The study stated that the more mask coverage, the higher the error rate since the algorithms found it difficult to identify the face, and that black masks gave higher error rates than blue masks.

Photo by Gayatri Malhotra on Unsplash

We have started by focusing on how an algorithm developed before the pandemic might be affected by subjects wearing face masks. We have developed facial algorithms intentionally with masked faces in mind, and Later this year, we have planned to test the accuracy of these algorithms” said Mei Ngan, an author of the report and National Institute of Standards and Technology computer scientist.

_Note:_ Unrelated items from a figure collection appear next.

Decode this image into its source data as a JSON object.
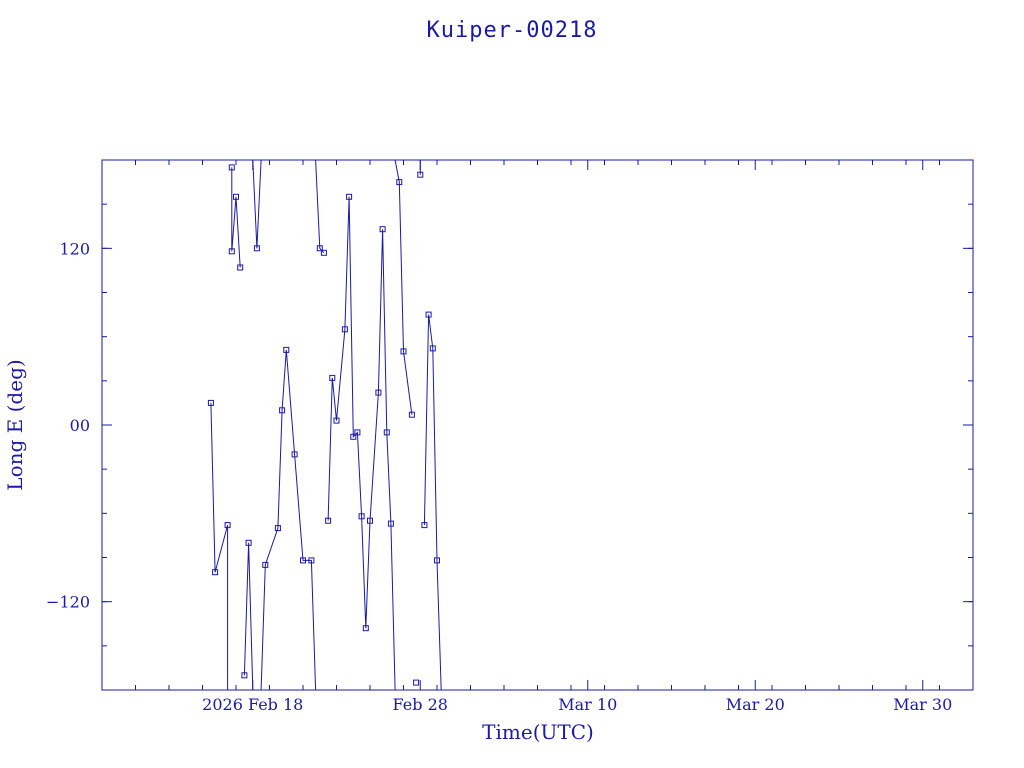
{
  "chart_data": {
    "type": "line",
    "title": "Kuiper-00218",
    "xlabel": "Time(UTC)",
    "ylabel": "Long E (deg)",
    "xlim": [
      "2026-02-09T00:00",
      "2026-04-02T00:00"
    ],
    "ylim": [
      -180,
      180
    ],
    "x_ticks": [
      {
        "value": "2026-02-18T00:00",
        "label": "2026 Feb 18"
      },
      {
        "value": "2026-02-28T00:00",
        "label": "Feb 28"
      },
      {
        "value": "2026-03-10T00:00",
        "label": "Mar 10"
      },
      {
        "value": "2026-03-20T00:00",
        "label": "Mar 20"
      },
      {
        "value": "2026-03-30T00:00",
        "label": "Mar 30"
      }
    ],
    "y_ticks": [
      {
        "value": 120,
        "label": "120"
      },
      {
        "value": 0,
        "label": "00"
      },
      {
        "value": -120,
        "label": "−120"
      }
    ],
    "grid": false,
    "line_color": "#1a1aa6",
    "series": [
      {
        "values": [
          [
            "2026-02-15T12:00",
            15
          ],
          [
            "2026-02-15T18:00",
            -100
          ],
          [
            "2026-02-16T12:00",
            -68
          ],
          [
            "2026-02-16T12:00",
            -180
          ],
          [
            "2026-02-16T18:00",
            175
          ],
          [
            "2026-02-16T18:00",
            118
          ],
          [
            "2026-02-17T00:00",
            155
          ],
          [
            "2026-02-17T06:00",
            107
          ],
          [
            "2026-02-17T12:00",
            -170
          ],
          [
            "2026-02-17T18:00",
            -80
          ],
          [
            "2026-02-18T00:00",
            -180
          ],
          [
            "2026-02-18T00:00",
            180
          ],
          [
            "2026-02-18T06:00",
            120
          ],
          [
            "2026-02-18T12:00",
            180
          ],
          [
            "2026-02-18T12:00",
            -180
          ],
          [
            "2026-02-18T18:00",
            -95
          ],
          [
            "2026-02-19T12:00",
            -70
          ],
          [
            "2026-02-19T18:00",
            10
          ],
          [
            "2026-02-20T00:00",
            51
          ],
          [
            "2026-02-20T12:00",
            -20
          ],
          [
            "2026-02-21T00:00",
            -92
          ],
          [
            "2026-02-21T12:00",
            -92
          ],
          [
            "2026-02-21T18:00",
            -180
          ],
          [
            "2026-02-21T18:00",
            180
          ],
          [
            "2026-02-22T00:00",
            120
          ],
          [
            "2026-02-22T06:00",
            117
          ],
          [
            "2026-02-22T12:00",
            -65
          ],
          [
            "2026-02-22T18:00",
            32
          ],
          [
            "2026-02-23T00:00",
            3
          ],
          [
            "2026-02-23T12:00",
            65
          ],
          [
            "2026-02-23T18:00",
            155
          ],
          [
            "2026-02-24T00:00",
            -8
          ],
          [
            "2026-02-24T06:00",
            -5
          ],
          [
            "2026-02-24T12:00",
            -62
          ],
          [
            "2026-02-24T18:00",
            -138
          ],
          [
            "2026-02-25T00:00",
            -65
          ],
          [
            "2026-02-25T12:00",
            22
          ],
          [
            "2026-02-25T18:00",
            133
          ],
          [
            "2026-02-26T00:00",
            -5
          ],
          [
            "2026-02-26T06:00",
            -67
          ],
          [
            "2026-02-26T12:00",
            -180
          ],
          [
            "2026-02-26T12:00",
            180
          ],
          [
            "2026-02-26T18:00",
            165
          ],
          [
            "2026-02-27T00:00",
            50
          ],
          [
            "2026-02-27T12:00",
            7
          ],
          [
            "2026-02-27T18:00",
            -175
          ],
          [
            "2026-02-28T00:00",
            180
          ],
          [
            "2026-02-28T00:00",
            170
          ],
          [
            "2026-02-28T06:00",
            -68
          ],
          [
            "2026-02-28T12:00",
            75
          ],
          [
            "2026-02-28T18:00",
            52
          ],
          [
            "2026-02-29T00:00",
            -92
          ],
          [
            "2026-02-29T06:00",
            -180
          ]
        ]
      }
    ]
  }
}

The algorithms tested by NIST work by measuring the distances between features in a user’s face, and since these masks reduce the accuracy of these algorithms by eliminating most of these features, the errors are prominent.

The type of facial recognition that was tested in the NIST’s report is known as one-to-one matching. This is used in border crossings and passport control scenarios to ensure whether a person’s face matches their ID. The other type is known as a one-to-many system, which is used for mass surveillance, where a crowd is scanned to find matches with faces in a database.

Though NIST’s report only included one-to-one matching, the other type is more prone to such errors. Therefore, if face masks are breaking one-to-one systems, they’re likely breaking one-to-many algorithms with probably a greater frequency.

Due to the current scenario, companies building facial recognition tech have started rapidly adapting to this new world, designing algorithms that identify faces by just using the area around the eyes.

“We are planning to test specially tuned facial recognition algorithms for mask wearers later this year and along with that we aim to probe the efficacy of one-to-many systems,” says NIST.